Background: Failure to rescue, or the death of a patient after a surgical complication, largely occurs in patients who develop a cascade of postoperative complications. However, it is unclear whether there are specific types of index complications that are more strongly associated with failure to rescue, additional secondary complications, or other types of postoperative outcomes. This is a national cohort study of veterans who underwent noncardiac surgery at Veterans Affairs hospitals using data from the Veterans Affairs Surgical Quality Improvement Program (January 1, 2016 to September 30, 2021). Index complications were grouped into categories (cardiovascular, venous thromboembolism, pulmonary, bleeding/transfusion, renal, central nervous system, wound, sepsis, Clostridium difficile colitis, graft, or minor [defined as complications having an associated mortality rate <1%]). The association between type of index complication and failure to rescue, secondary complications, reoperation, and postoperative length of stay was evaluated with multivariable, hierarchical regression, and risk of death assessed with shared frailty modeling.

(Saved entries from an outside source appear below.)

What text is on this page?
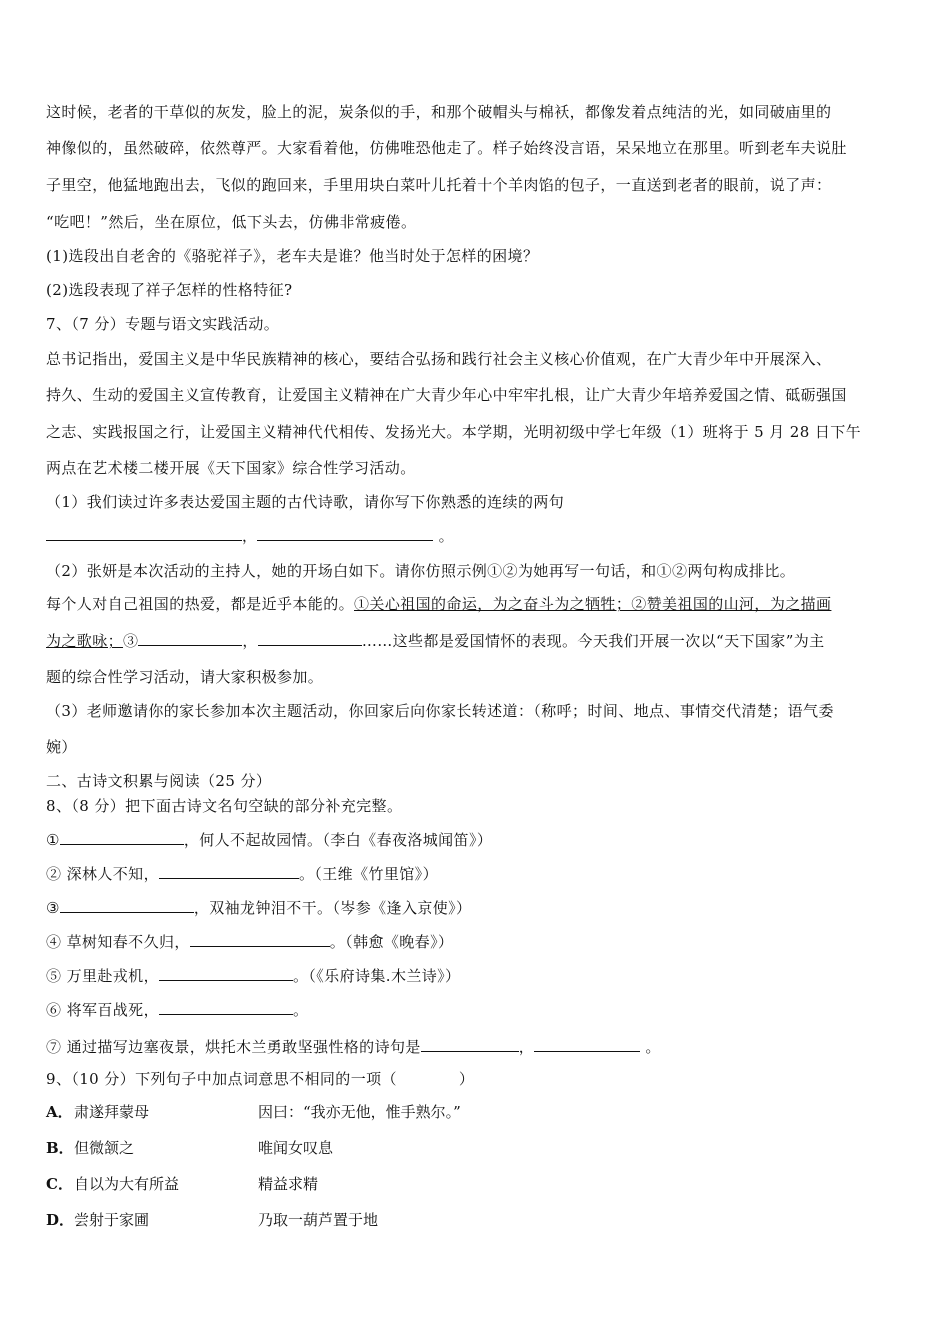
这时候，老者的干草似的灰发，脸上的泥，炭条似的手，和那个破帽头与棉袄，都像发着点纯洁的光，如同破庙里的
神像似的，虽然破碎，依然尊严。大家看着他，仿佛唯恐他走了。样子始终没言语，呆呆地立在那里。听到老车夫说肚
子里空，他猛地跑出去，飞似的跑回来，手里用块白菜叶儿托着十个羊肉馅的包子，一直送到老者的眼前，说了声：
“吃吧！”然后，坐在原位，低下头去，仿佛非常疲倦。
(1)选段出自老舍的《骆驼祥子》，老车夫是谁？他当时处于怎样的困境？
(2)选段表现了祥子怎样的性格特征?
7、（7 分）专题与语文实践活动。
总书记指出，爱国主义是中华民族精神的核心，要结合弘扬和践行社会主义核心价值观，在广大青少年中开展深入、
持久、生动的爱国主义宣传教育，让爱国主义精神在广大青少年心中牢牢扎根，让广大青少年培养爱国之情、砥砺强国
之志、实践报国之行，让爱国主义精神代代相传、发扬光大。本学期，光明初级中学七年级（1）班将于 5 月 28 日下午
两点在艺术楼二楼开展《天下国家》综合性学习活动。
（1）我们读过许多表达爱国主题的古代诗歌，请你写下你熟悉的连续的两句
，	。
（2）张妍是本次活动的主持人，她的开场白如下。请你仿照示例①②为她再写一句话，和①②两句构成排比。
每个人对自己祖国的热爱，都是近乎本能的。①关心祖国的命运，为之奋斗为之牺牲；②赞美祖国的山河，为之描画
为之歌咏；③	，	……这些都是爱国情怀的表现。今天我们开展一次以“天下国家”为主
题的综合性学习活动，请大家积极参加。
（3）老师邀请你的家长参加本次主题活动，你回家后向你家长转述道：（称呼；时间、地点、事情交代清楚；语气委
婉）
二、古诗文积累与阅读（25 分）
8、（8 分）把下面古诗文名句空缺的部分补充完整。
①	，何人不起故园情。（李白《春夜洛城闻笛》）
② 深林人不知，	。（王维《竹里馆》）
③	，双袖龙钟泪不干。（岑参《逢入京使》）
④ 草树知春不久归，	。（韩愈《晚春》）
⑤ 万里赴戎机，	。（《乐府诗集.木兰诗》）
⑥ 将军百战死，	。
⑦ 通过描写边塞夜景，烘托木兰勇敢坚强性格的诗句是	，	。
9、（10 分）下列句子中加点词意思不相同的一项（	）
A． 肃遂拜蒙母	因曰：“我亦无他，惟手熟尔。”
B． 但微颔之	唯闻女叹息
C． 自以为大有所益	精益求精
D． 尝射于家圃	乃取一葫芦置于地
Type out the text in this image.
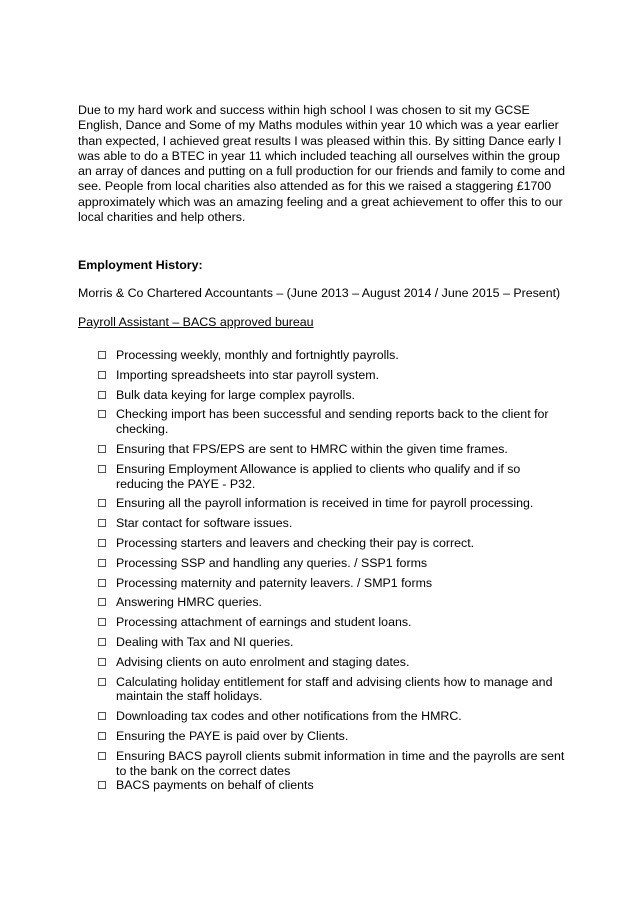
Due to my hard work and success within high school I was chosen to sit my GCSE English, Dance and Some of my Maths modules within year 10 which was a year earlier than expected, I achieved great results I was pleased within this. By sitting Dance early I was able to do a BTEC in year 11 which included teaching all ourselves within the group an array of dances and putting on a full production for our friends and family to come and see. People from local charities also attended as for this we raised a staggering £1700 approximately which was an amazing feeling and a great achievement to offer this to our local charities and help others.

Employment History:

Morris & Co Chartered Accountants – (June 2013 – August 2014 / June 2015 – Present)

Payroll Assistant – BACS approved bureau

Processing weekly, monthly and fortnightly payrolls.
Importing spreadsheets into star payroll system.
Bulk data keying for large complex payrolls.
Checking import has been successful and sending reports back to the client for checking.
Ensuring that FPS/EPS are sent to HMRC within the given time frames.
Ensuring Employment Allowance is applied to clients who qualify and if so reducing the PAYE - P32.
Ensuring all the payroll information is received in time for payroll processing.
Star contact for software issues.
Processing starters and leavers and checking their pay is correct.
Processing SSP and handling any queries. / SSP1 forms
Processing maternity and paternity leavers. / SMP1 forms
Answering HMRC queries.
Processing attachment of earnings and student loans.
Dealing with Tax and NI queries.
Advising clients on auto enrolment and staging dates.
Calculating holiday entitlement for staff and advising clients how to manage and maintain the staff holidays.
Downloading tax codes and other notifications from the HMRC.
Ensuring the PAYE is paid over by Clients.
Ensuring BACS payroll clients submit information in time and the payrolls are sent to the bank on the correct dates
BACS payments on behalf of clients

Results: Among 574,195 patients, 5.3% had at least 1 complication (of which 26.1% had secondary complications, and 8.2% had failure to rescue), and 4.5% had a reoperation. Secondary complication (5.0%-61.4%) and failure to rescue (0.8%-34.2%) rates varied by the type of index complication. Relative to index minor complications, index bleeding was most associated with secondary complication (subdistribution hazard ratio 1.4, 95% confidence interval [1.1-1.8]), index cardiac complications were most associated with failure to rescue (odds ratio 45.4 [34.5-59.7]), index graft complications were most associated with reoperation (odds ratio 96.0 [79.5-115.8]), and index pulmonary complications were associated with 2.6 times longer length of stay (incident rate ratio 2.6 [2.6-2.7]). Index cardiac and central nervous system complications were most strongly associated with risk of death (cardiac-hazard ratio 2.45, 95% confidence interval [2.14-2.81]; central nervous system-hazard ratio 1.84 [1.49-2.27]).

Conclusion: Different types of index complications are associated with different outcome profiles. This suggests surgical quality improvement efforts should be tailored not only to the type of index complication to be addressed but also to the desired outcome to improve.